Ferrière: “Marte un tempo un po’ più freddo della Terra”
Regis Ferrière ha spiegato tramite alcune dichiarazioni riportate da Scitechdaily.com: “Pensiamo che Marte potrebbe essere stato un po’ più freddo della Terra in quel momento, ma non così freddo come lo è ora, con temperature medie che si aggiravano molto probabilmente sopra il punto di congelamento dell’acqua“.
All’inizio della sua storia il pianeta rosso sarebbe potuto apparire, a detta del ricercatore, come un pianeta roccioso, con una crosta porosa. L’acqua allo stato liquido, inoltre, avrebbe formato fiumi, laghi e, probabilmente, anche mari e oceani. Quell’acqua sarebbe stata estremamente salata, ha aggiunto, secondo misurazioni spettroscopiche di rocce esposte sulla superficie marziana.
L’esperimento sulle forme di vita
Per simulare le condizioni che le prime forme di vita avrebbero incontrato su Marte, gli scienziati hanno applicato modelli che prevedono le temperature in superficie e nella crosta per una data composizione atmosferica. Hanno quindi combinato questi dati con un modello di ecosistema che hanno sviluppato per prevedere se le popolazioni biologiche fossero state in grado di sopravvivere nel loro ambiente locale e come lo avrebbero influenzato nel tempo.

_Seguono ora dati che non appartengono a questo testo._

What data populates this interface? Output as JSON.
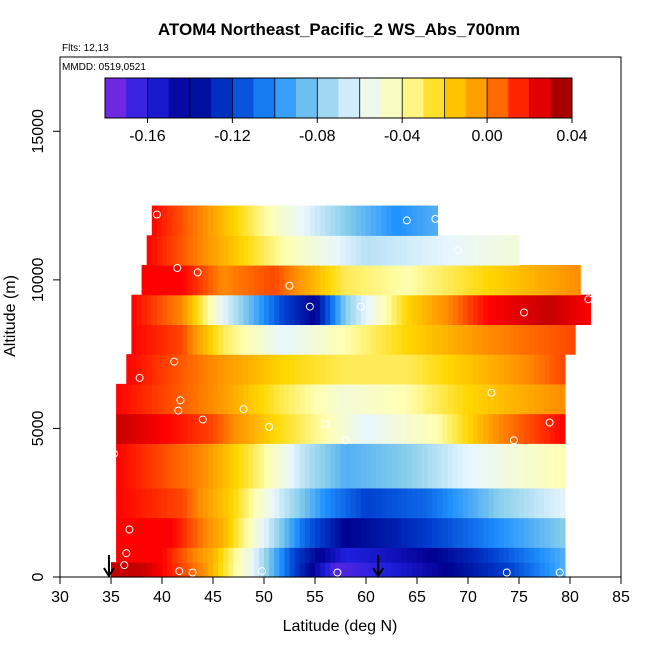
{
  "chart_data": {
    "type": "heatmap",
    "title": "ATOM4 Northeast_Pacific_2 WS_Abs_700nm",
    "annotations": [
      "Flts: 12,13",
      "MMDD: 0519,0521"
    ],
    "xlabel": "Latitude (deg N)",
    "ylabel": "Altitude (m)",
    "xlim": [
      30,
      85
    ],
    "ylim": [
      0,
      17500
    ],
    "xticks": [
      "30",
      "35",
      "40",
      "45",
      "50",
      "55",
      "60",
      "65",
      "70",
      "75",
      "80",
      "85"
    ],
    "yticks": [
      "0",
      "5000",
      "10000",
      "15000"
    ],
    "colorbar": {
      "range": [
        -0.18,
        0.04
      ],
      "ticks": [
        "-0.16",
        "-0.12",
        "-0.08",
        "-0.04",
        "0.00",
        "0.04"
      ],
      "colors": [
        "#8a2be2",
        "#2020e0",
        "#000090",
        "#0040d0",
        "#1e90ff",
        "#87ceeb",
        "#e8f6ff",
        "#ffffb0",
        "#ffd700",
        "#ff8c00",
        "#ff0000",
        "#8b0000"
      ],
      "placement": "top"
    },
    "grid": false,
    "arrows": [
      {
        "x": 34.8,
        "y": 0
      },
      {
        "x": 61.2,
        "y": 0
      }
    ],
    "data_range": {
      "lat": [
        34.5,
        82
      ],
      "alt": [
        0,
        12500
      ]
    },
    "bands": [
      {
        "alt": [
          0,
          500
        ],
        "lat": [
          35,
          79.5
        ],
        "profile": [
          [
            35,
            0.03
          ],
          [
            38,
            0.03
          ],
          [
            44,
            0.0
          ],
          [
            49,
            -0.06
          ],
          [
            53,
            -0.12
          ],
          [
            57,
            -0.17
          ],
          [
            62,
            -0.16
          ],
          [
            68,
            -0.14
          ],
          [
            74,
            -0.12
          ],
          [
            79.5,
            -0.09
          ]
        ]
      },
      {
        "alt": [
          500,
          1000
        ],
        "lat": [
          35.5,
          79.5
        ],
        "profile": [
          [
            35.5,
            0.02
          ],
          [
            40,
            0.02
          ],
          [
            45,
            -0.01
          ],
          [
            49,
            -0.06
          ],
          [
            53,
            -0.12
          ],
          [
            58,
            -0.16
          ],
          [
            63,
            -0.15
          ],
          [
            70,
            -0.13
          ],
          [
            79.5,
            -0.09
          ]
        ]
      },
      {
        "alt": [
          1000,
          2000
        ],
        "lat": [
          35.5,
          79.5
        ],
        "profile": [
          [
            35.5,
            0.02
          ],
          [
            41,
            0.02
          ],
          [
            46,
            -0.01
          ],
          [
            50,
            -0.06
          ],
          [
            54,
            -0.11
          ],
          [
            58,
            -0.14
          ],
          [
            63,
            -0.13
          ],
          [
            70,
            -0.11
          ],
          [
            79.5,
            -0.08
          ]
        ]
      },
      {
        "alt": [
          2000,
          3000
        ],
        "lat": [
          35.5,
          79.5
        ],
        "profile": [
          [
            35.5,
            0.02
          ],
          [
            42,
            0.01
          ],
          [
            47,
            -0.02
          ],
          [
            51,
            -0.06
          ],
          [
            56,
            -0.1
          ],
          [
            60,
            -0.12
          ],
          [
            66,
            -0.11
          ],
          [
            73,
            -0.08
          ],
          [
            79.5,
            -0.06
          ]
        ]
      },
      {
        "alt": [
          3000,
          4500
        ],
        "lat": [
          35.5,
          79.5
        ],
        "profile": [
          [
            35.5,
            0.02
          ],
          [
            44,
            0.0
          ],
          [
            49,
            -0.03
          ],
          [
            54,
            -0.07
          ],
          [
            58,
            -0.09
          ],
          [
            64,
            -0.08
          ],
          [
            70,
            -0.06
          ],
          [
            79.5,
            -0.04
          ]
        ]
      },
      {
        "alt": [
          4500,
          5500
        ],
        "lat": [
          35.5,
          79.5
        ],
        "profile": [
          [
            35.5,
            0.03
          ],
          [
            45,
            0.01
          ],
          [
            51,
            -0.02
          ],
          [
            56,
            -0.04
          ],
          [
            60,
            -0.06
          ],
          [
            67,
            -0.04
          ],
          [
            73,
            0.0
          ],
          [
            79.5,
            0.02
          ]
        ]
      },
      {
        "alt": [
          5500,
          6500
        ],
        "lat": [
          35.5,
          79.5
        ],
        "profile": [
          [
            35.5,
            0.02
          ],
          [
            45,
            0.0
          ],
          [
            52,
            -0.03
          ],
          [
            58,
            -0.05
          ],
          [
            64,
            -0.04
          ],
          [
            70,
            -0.02
          ],
          [
            79.5,
            0.0
          ]
        ]
      },
      {
        "alt": [
          6500,
          7500
        ],
        "lat": [
          36.5,
          79.5
        ],
        "profile": [
          [
            36.5,
            0.02
          ],
          [
            45,
            0.0
          ],
          [
            52,
            -0.02
          ],
          [
            58,
            -0.03
          ],
          [
            64,
            -0.03
          ],
          [
            72,
            -0.01
          ],
          [
            79.5,
            0.01
          ]
        ]
      },
      {
        "alt": [
          7500,
          8500
        ],
        "lat": [
          37,
          80.5
        ],
        "profile": [
          [
            37,
            0.02
          ],
          [
            42,
            0.01
          ],
          [
            46,
            -0.03
          ],
          [
            52,
            -0.06
          ],
          [
            58,
            -0.04
          ],
          [
            64,
            -0.02
          ],
          [
            72,
            0.0
          ],
          [
            80.5,
            0.01
          ]
        ]
      },
      {
        "alt": [
          8500,
          9500
        ],
        "lat": [
          37,
          82
        ],
        "profile": [
          [
            37,
            0.02
          ],
          [
            42,
            0.0
          ],
          [
            46,
            -0.06
          ],
          [
            52,
            -0.12
          ],
          [
            55,
            -0.14
          ],
          [
            58,
            -0.08
          ],
          [
            64,
            -0.02
          ],
          [
            72,
            0.02
          ],
          [
            78,
            0.03
          ],
          [
            82,
            0.02
          ]
        ]
      },
      {
        "alt": [
          9500,
          10500
        ],
        "lat": [
          38,
          81
        ],
        "profile": [
          [
            38,
            0.02
          ],
          [
            42,
            0.02
          ],
          [
            46,
            0.0
          ],
          [
            51,
            0.01
          ],
          [
            53,
            0.0
          ],
          [
            58,
            -0.03
          ],
          [
            64,
            -0.04
          ],
          [
            72,
            -0.02
          ],
          [
            81,
            0.0
          ]
        ]
      },
      {
        "alt": [
          10500,
          11500
        ],
        "lat": [
          38.5,
          75
        ],
        "profile": [
          [
            38.5,
            0.02
          ],
          [
            44,
            0.0
          ],
          [
            52,
            -0.04
          ],
          [
            60,
            -0.07
          ],
          [
            68,
            -0.06
          ],
          [
            75,
            -0.05
          ]
        ]
      },
      {
        "alt": [
          11500,
          12500
        ],
        "lat": [
          39,
          67
        ],
        "profile": [
          [
            39,
            0.02
          ],
          [
            44,
            0.0
          ],
          [
            52,
            -0.05
          ],
          [
            58,
            -0.08
          ],
          [
            63,
            -0.1
          ],
          [
            67,
            -0.09
          ]
        ]
      }
    ],
    "points": [
      [
        39.5,
        12200
      ],
      [
        41.5,
        10400
      ],
      [
        43.5,
        10250
      ],
      [
        52.5,
        9800
      ],
      [
        54.5,
        9100
      ],
      [
        59.5,
        9100
      ],
      [
        64,
        12000
      ],
      [
        66.8,
        12050
      ],
      [
        69,
        11000
      ],
      [
        75.5,
        8900
      ],
      [
        81.8,
        9350
      ],
      [
        37.8,
        6700
      ],
      [
        41.2,
        7250
      ],
      [
        41.8,
        5950
      ],
      [
        41.6,
        5600
      ],
      [
        44,
        5300
      ],
      [
        48,
        5650
      ],
      [
        50.5,
        5050
      ],
      [
        56,
        5150
      ],
      [
        58,
        4600
      ],
      [
        72.3,
        6200
      ],
      [
        74.5,
        4600
      ],
      [
        78,
        5200
      ],
      [
        80.2,
        4400
      ],
      [
        35.3,
        4150
      ],
      [
        36.8,
        1600
      ],
      [
        36.5,
        800
      ],
      [
        36.3,
        400
      ],
      [
        41.7,
        200
      ],
      [
        43,
        150
      ],
      [
        49.8,
        200
      ],
      [
        57.2,
        150
      ],
      [
        73.8,
        150
      ],
      [
        79,
        150
      ]
    ]
  }
}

Boris Sauterey, attualmente borsista post-dottorato presso la Sorbona, ha spiegato che il modello sia stato messo in funzione nella crosta marziana, ovviamente in senso figurato. Sauterey ha detto che il risultato è stato incoraggiante: “In generale, sì, questi batteri avrebbero potuto guadagnarsi da vivere nella crosta del pianeta“.